Emergency Department Point-Of-Care Echocardiography and Lung Ultrasound in Predicting COVID-19 Severity

Link to article at PubMed

J Ultrasound Med. 2023 Feb 25. doi: 10.1002/jum.16205. Online ahead of print.


OBJECTIVES: We sought to determine if point-of-care ultrasound (POCUS) performed on patients with COVID-19 in the emergency department (ED) can help predict disease course, severity, or identify complications.

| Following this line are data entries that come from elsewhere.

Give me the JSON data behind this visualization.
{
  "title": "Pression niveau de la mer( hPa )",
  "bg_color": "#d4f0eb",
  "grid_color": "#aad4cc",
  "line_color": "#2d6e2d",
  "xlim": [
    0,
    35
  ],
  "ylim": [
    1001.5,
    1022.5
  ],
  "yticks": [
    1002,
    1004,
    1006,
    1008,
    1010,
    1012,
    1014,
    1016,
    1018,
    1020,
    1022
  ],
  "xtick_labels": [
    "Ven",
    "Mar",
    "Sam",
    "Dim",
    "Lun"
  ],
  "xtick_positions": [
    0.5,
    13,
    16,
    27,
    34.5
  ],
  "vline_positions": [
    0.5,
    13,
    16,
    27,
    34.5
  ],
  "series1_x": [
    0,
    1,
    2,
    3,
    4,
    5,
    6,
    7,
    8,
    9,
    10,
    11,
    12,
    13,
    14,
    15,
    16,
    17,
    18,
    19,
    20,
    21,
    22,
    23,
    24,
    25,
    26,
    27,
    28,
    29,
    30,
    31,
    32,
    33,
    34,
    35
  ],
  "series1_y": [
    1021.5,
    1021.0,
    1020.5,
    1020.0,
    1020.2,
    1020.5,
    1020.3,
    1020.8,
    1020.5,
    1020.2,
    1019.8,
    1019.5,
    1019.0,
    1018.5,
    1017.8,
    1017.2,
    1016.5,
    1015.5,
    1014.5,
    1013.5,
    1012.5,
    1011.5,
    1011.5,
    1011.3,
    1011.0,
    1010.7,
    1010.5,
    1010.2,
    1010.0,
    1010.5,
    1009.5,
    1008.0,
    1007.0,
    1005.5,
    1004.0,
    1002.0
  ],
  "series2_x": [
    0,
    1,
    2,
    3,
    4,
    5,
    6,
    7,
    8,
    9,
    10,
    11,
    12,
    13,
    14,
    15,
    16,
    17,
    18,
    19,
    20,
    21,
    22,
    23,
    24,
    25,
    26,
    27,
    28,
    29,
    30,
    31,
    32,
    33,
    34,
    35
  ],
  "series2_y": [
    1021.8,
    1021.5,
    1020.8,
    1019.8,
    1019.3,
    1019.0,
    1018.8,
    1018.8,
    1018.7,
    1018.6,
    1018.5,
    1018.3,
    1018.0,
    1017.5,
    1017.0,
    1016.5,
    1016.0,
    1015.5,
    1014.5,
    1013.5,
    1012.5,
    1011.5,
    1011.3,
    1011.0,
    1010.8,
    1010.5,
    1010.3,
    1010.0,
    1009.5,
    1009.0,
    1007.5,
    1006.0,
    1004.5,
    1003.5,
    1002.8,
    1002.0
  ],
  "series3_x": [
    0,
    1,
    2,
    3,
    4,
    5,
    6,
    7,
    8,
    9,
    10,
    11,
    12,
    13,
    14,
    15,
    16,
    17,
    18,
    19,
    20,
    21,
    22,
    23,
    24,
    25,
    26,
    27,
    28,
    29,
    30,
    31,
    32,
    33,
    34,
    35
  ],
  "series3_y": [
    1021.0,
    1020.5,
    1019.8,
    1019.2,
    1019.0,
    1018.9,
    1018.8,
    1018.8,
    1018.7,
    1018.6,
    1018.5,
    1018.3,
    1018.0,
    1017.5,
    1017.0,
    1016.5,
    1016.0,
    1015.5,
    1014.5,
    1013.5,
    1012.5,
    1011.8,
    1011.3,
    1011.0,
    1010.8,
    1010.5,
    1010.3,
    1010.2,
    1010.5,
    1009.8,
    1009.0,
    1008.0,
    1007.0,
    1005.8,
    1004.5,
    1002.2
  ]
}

METHODS: This was a retrospective cohort study of adult ED patients who tested positive for COVID-19 at hospital admission or within 2 weeks of presentation and received heart or lung POCUS. Clips were reviewed for presence of decreased left ventricular ejection fraction (LVEF), right ventricular dilation, presence of B-lines, and pleural line abnormalities. Patients with worsening hypoxemic respiratory failure or shock requiring higher level of care and patients who expired were considered to have developed severe COVID-19. Regression analysis was performed to determine if there was a correlation between ED POCUS findings and development of severe COVID-19.

RESULTS: A total of 155 patients met study criteria; 148 patients had documented cardiac views and 116 patients had documented lung views (113 with both). Mean age was 66.5 years old (±18.6) and 53% of subjects were female. Subjects with decreased LVEF that was not previously documented had increased odds of having severe COVID during their hospitalization compared to those with old or no dysfunction (OR 5.66, 95% CI: 1.55-19.95, P = .08). The presence of pleural line abnormalities was also predictive for development of severe COVID (OR 2.68, 95% CI: 1.04-6.92, P = .04).

CONCLUSION: POCUS findings of previously unidentified decreased LVEF and pleural line abnormalities in patients with COVID-19 evaluated in the ED were correlated to a more severe clinical course and worse prognosis.